Julianne Moore must have still been building her fortune back then and took the role for the money. Her imitation of Foster's accent is pretty good though.
by Anonymous | reply 58 | November 6, 2021 6:48 AM |
R9 Rock Hudson had three wives over the course of 55 years? I thought he only had one wife for three years. But you showed me I was wrong.
by Anonymous | reply 59 | November 6, 2021 5:47 PM |
[quote]Julianne Moore must have still been building her fortune back then and took the role for the money. Her imitation of Foster's accent is pretty good though.
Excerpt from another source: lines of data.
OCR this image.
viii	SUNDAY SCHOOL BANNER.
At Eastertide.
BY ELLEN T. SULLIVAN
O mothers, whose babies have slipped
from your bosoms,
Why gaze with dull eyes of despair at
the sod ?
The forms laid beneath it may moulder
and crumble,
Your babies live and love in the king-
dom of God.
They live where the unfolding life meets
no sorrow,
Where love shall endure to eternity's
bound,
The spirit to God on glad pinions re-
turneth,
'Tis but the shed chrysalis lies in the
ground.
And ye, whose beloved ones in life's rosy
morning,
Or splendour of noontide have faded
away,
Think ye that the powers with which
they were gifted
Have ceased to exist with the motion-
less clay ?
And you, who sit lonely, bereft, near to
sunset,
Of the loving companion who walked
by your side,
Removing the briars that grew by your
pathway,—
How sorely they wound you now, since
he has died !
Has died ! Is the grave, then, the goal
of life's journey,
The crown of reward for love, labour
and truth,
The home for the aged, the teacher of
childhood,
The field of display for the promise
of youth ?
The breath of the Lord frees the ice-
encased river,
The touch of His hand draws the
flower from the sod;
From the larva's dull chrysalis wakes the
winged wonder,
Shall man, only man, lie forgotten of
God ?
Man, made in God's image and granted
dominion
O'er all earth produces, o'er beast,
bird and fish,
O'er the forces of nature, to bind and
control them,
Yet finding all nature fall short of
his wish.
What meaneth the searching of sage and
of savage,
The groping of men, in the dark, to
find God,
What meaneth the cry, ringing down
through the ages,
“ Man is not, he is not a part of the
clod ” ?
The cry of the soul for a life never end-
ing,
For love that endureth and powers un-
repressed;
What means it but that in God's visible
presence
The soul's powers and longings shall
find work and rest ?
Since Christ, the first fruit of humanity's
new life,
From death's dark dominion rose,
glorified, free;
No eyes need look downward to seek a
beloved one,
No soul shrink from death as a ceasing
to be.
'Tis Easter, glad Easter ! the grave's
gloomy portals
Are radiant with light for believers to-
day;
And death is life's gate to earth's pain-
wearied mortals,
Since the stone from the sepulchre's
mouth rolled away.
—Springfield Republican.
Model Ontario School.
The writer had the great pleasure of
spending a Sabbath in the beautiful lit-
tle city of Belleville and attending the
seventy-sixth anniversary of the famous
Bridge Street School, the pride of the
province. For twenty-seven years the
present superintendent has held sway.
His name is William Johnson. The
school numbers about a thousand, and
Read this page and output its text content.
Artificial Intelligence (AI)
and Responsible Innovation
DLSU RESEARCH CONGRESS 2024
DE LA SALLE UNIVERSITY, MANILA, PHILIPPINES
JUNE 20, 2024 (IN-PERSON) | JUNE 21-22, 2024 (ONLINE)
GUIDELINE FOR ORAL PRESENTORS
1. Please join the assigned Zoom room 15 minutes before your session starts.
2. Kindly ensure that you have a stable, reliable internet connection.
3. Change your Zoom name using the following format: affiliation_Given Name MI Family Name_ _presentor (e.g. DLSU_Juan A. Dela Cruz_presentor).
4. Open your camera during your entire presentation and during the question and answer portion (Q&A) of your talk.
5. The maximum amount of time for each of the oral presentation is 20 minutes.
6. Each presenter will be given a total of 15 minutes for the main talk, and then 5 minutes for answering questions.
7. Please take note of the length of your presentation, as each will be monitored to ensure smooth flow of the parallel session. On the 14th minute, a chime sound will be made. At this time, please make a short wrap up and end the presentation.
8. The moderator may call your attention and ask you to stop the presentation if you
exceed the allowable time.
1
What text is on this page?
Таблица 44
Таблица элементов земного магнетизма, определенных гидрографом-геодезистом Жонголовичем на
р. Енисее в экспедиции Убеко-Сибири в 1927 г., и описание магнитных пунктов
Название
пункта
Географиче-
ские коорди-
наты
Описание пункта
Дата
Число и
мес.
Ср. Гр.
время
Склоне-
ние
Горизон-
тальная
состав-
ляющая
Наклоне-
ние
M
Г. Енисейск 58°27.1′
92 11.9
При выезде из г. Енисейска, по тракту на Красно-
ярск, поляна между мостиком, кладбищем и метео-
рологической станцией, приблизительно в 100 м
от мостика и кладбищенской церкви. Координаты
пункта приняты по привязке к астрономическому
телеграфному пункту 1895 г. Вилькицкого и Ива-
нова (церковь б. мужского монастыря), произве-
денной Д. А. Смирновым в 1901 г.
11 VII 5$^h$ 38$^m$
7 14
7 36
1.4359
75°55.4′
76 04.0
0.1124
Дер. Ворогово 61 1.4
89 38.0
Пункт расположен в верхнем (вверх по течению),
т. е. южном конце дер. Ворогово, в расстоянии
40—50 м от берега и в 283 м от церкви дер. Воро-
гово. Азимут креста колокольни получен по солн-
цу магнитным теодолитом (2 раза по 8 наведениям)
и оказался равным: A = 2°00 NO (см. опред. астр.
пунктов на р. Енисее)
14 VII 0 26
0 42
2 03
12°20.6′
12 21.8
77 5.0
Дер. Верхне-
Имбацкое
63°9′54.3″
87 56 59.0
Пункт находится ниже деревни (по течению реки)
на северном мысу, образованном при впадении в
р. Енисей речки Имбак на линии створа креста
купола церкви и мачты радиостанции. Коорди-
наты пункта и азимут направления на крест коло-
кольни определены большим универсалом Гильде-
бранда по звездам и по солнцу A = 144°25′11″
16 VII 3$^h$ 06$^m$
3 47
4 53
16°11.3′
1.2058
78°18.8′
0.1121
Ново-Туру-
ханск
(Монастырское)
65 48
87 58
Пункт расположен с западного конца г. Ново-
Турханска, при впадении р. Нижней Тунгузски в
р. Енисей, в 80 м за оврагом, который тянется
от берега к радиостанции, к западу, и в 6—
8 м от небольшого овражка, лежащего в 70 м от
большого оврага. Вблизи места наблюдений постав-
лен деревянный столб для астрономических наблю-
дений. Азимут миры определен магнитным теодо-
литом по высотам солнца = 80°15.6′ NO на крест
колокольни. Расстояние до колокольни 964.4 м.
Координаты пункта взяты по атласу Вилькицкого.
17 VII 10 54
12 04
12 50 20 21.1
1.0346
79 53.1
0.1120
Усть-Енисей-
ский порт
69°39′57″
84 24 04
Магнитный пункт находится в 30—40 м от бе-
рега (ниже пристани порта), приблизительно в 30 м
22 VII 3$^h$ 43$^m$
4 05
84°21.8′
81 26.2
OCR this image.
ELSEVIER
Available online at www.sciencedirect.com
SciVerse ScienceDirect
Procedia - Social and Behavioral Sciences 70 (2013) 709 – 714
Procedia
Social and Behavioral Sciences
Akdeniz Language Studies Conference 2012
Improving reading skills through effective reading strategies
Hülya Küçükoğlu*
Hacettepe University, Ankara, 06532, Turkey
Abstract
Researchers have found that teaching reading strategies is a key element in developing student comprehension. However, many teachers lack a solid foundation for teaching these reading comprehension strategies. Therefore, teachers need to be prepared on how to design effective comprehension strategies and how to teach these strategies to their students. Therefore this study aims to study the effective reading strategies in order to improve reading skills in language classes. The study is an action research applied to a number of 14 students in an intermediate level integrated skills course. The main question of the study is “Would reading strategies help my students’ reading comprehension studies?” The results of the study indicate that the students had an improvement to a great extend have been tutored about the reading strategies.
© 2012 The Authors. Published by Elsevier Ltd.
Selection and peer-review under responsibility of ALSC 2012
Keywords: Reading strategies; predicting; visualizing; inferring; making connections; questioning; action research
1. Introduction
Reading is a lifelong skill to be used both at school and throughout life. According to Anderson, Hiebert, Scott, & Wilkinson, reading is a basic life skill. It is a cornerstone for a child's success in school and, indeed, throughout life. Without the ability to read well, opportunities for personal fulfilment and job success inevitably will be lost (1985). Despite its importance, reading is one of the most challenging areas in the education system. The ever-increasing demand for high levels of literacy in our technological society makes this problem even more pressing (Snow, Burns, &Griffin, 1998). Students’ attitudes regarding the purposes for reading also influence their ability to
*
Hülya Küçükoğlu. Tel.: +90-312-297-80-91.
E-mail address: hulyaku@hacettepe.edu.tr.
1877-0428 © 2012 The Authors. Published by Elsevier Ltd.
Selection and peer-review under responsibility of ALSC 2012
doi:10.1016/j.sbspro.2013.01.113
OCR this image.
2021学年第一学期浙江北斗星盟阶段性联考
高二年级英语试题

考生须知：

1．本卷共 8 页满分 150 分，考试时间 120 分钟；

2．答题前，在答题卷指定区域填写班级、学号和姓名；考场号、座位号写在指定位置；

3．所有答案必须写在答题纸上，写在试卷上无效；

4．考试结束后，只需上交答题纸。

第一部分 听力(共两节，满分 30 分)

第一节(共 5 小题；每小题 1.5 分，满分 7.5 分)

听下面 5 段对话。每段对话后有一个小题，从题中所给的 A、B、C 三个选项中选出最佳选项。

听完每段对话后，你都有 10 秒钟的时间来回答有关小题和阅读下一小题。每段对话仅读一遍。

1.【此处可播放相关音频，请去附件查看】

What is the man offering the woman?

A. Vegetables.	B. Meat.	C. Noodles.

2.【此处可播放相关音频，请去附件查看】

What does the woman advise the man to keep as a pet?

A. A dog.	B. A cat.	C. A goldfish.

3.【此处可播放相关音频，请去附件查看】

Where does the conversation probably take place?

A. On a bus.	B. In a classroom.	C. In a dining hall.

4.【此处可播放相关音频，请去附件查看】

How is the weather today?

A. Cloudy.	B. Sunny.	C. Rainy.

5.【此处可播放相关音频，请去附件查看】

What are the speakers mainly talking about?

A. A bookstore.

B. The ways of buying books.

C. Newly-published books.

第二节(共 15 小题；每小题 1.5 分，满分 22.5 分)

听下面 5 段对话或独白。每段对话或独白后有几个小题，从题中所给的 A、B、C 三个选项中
She did what any working actor should do--say yes, and enjoy being able to pay the mortgage. For all the things wrong with that movie, she's not one of them.
Ta.
by Anonymous | reply 60 | November 6, 2021 6:12 PM |
Movie but especially book Hannibal always seemed kinda gay or at least not completely straight to me ( his love for the opera, all his known victims before the nurse at the Baltimore state hospital were male, him reading Vogue, Mason Verger trying to lure him into some S/M scenario, him watching Mason perform autoerotic asphyxiation before disfiguring him, him quoting Truman Capote to Clarice), also Thomas Harris based the character on a gay mexican surgeon. I think he was originally intended to be a non straight character, but after the success of Silence of the lambs Harris backtracked and made him hetero. People read him as gay, because that's how he was intended in the source material and it's not only because of Anthony Hopkins' campy performance, because the Brian Cox version of Hannibal also seems like a bitchy tasteful friend straight out of datalounge at times.
by Anonymous | reply 61 | November 6, 2021 6:48 PM |
He loved a character played by Jodie Foster so yes, flamingly gay.
by Anonymous | reply 62 | November 6, 2021 6:55 PM |
R16 You're forgetting John Wayne Gacy
by Anonymous | reply 63 | November 6, 2021 7:20 PM |
It’s kind of old hat to consider every weirdo and freak and murder we as an undercover homo.
I’m glad the Bates Motel TV series didn’t go there.